What Young Workers Miss Without the ‘Power of Proximity’

Ms. Shapiro, who had a baby this year, noted that increased flexibility in her field had also made it easier for in-office employees to give priority to child care when crises arose. “Of course if you need to be home, be home,” she said. “Home is first.”

Ms. Shapiro’s experience highlights a particular challenge for companies and workers navigating return-to-office tensions: The career penalty for remote work may be greatest for women, young people and people of color, who often lack the professional networks that being in the office can help provide. But numerous surveys find that those same groups of workers are also the ones who value flexible arrangements the most, and who are the least likely to return to the office voluntarily.

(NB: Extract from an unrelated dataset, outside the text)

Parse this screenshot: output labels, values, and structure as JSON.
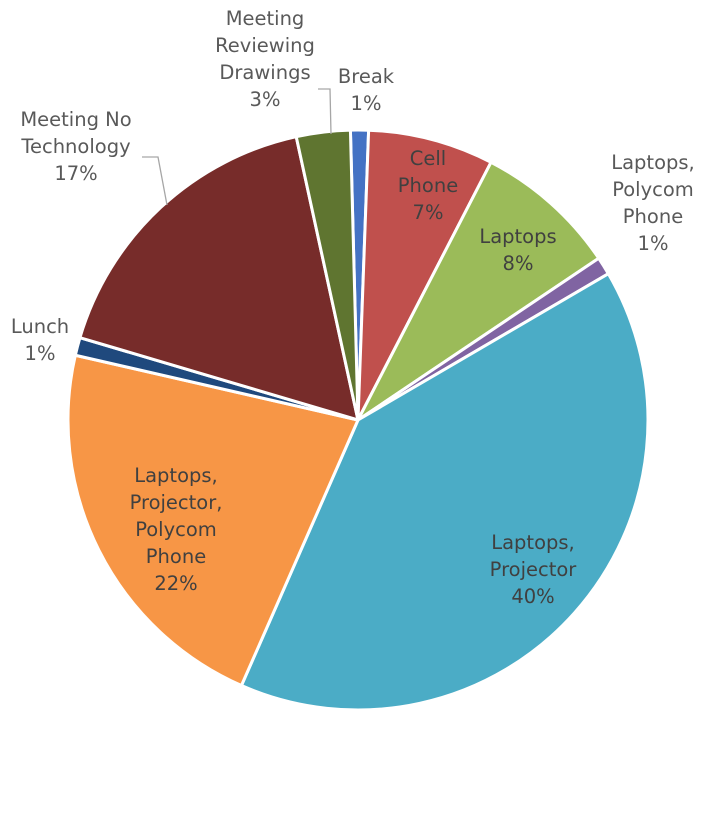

“Those who want remote work — those who will likely take advantage of remote work — are likely those who will lose jobs or at least lose out on opportunities because of remote work,” said Kweilin Ellingrud, a director of the McKinsey Global Institute who has studied how remote work affects career development.

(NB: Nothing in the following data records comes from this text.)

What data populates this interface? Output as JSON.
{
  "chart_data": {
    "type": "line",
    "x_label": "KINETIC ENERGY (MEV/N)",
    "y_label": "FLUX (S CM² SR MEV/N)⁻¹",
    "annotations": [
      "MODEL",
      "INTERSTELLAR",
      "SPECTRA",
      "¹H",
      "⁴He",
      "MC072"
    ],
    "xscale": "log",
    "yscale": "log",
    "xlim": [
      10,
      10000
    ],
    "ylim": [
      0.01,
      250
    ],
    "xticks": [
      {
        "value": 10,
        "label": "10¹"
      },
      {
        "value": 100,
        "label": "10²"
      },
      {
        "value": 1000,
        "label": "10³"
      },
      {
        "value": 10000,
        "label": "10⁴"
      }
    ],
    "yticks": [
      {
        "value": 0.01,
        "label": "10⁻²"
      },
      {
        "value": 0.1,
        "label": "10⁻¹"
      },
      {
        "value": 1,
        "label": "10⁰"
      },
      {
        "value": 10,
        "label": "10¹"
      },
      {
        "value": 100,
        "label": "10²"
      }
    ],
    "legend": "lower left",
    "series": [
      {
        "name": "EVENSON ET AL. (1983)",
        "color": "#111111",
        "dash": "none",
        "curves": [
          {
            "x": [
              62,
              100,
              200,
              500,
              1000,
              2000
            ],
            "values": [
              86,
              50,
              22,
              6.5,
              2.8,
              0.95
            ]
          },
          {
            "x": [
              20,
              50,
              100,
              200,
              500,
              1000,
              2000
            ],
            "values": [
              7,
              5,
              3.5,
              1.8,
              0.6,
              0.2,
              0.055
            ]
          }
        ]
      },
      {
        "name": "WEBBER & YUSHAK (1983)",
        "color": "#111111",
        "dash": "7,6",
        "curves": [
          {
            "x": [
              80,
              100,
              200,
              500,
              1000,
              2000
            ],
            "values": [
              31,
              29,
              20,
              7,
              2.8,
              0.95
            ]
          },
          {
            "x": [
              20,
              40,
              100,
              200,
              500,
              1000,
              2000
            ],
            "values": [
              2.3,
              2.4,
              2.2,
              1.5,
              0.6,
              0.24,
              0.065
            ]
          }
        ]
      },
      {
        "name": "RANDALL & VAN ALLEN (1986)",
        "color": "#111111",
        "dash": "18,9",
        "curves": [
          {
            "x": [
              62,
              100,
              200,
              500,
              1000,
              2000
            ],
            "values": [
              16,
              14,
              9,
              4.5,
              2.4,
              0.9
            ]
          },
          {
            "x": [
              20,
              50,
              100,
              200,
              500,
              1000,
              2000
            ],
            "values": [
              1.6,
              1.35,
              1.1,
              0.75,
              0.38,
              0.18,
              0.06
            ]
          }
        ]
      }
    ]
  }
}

Worse, Ms. Ellingrud said, the price of flexibility may not be obvious to workers or companies until years later, when disparities in pay or promotion emerge.

Take Jackiez Gonzalez, 36, who works remotely in social impact for Best Buy, and signed up for a mentoring program for employees of color. She was told that participants would gather regularly to discuss career development. But she learned a month after signing up that she’d been accidentally left off the calendar invitations for meetings.

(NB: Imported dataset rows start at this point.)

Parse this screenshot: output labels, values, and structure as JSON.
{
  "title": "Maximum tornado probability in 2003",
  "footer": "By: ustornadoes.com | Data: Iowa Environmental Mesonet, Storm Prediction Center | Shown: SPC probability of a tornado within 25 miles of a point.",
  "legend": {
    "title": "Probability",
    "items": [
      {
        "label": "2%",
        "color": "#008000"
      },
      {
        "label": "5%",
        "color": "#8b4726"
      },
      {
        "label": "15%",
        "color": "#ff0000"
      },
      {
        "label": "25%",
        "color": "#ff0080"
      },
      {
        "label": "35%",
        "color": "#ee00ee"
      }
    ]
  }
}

“When you’re remote, you’re out of sight, out of mind,” Ms. Gonzalez said of the experience, adding that while she has largely felt positive about her flexible work arrangements, “there are growing pains.”

The intangible benefits of in-person work have been challenging for researchers to study because they are, by definition, hard to measure. Existing studies of remote work have tended to focus on call centers or similar workplaces where productivity is easy to define and measure — but where creativity, collaboration and mentorship may be less important.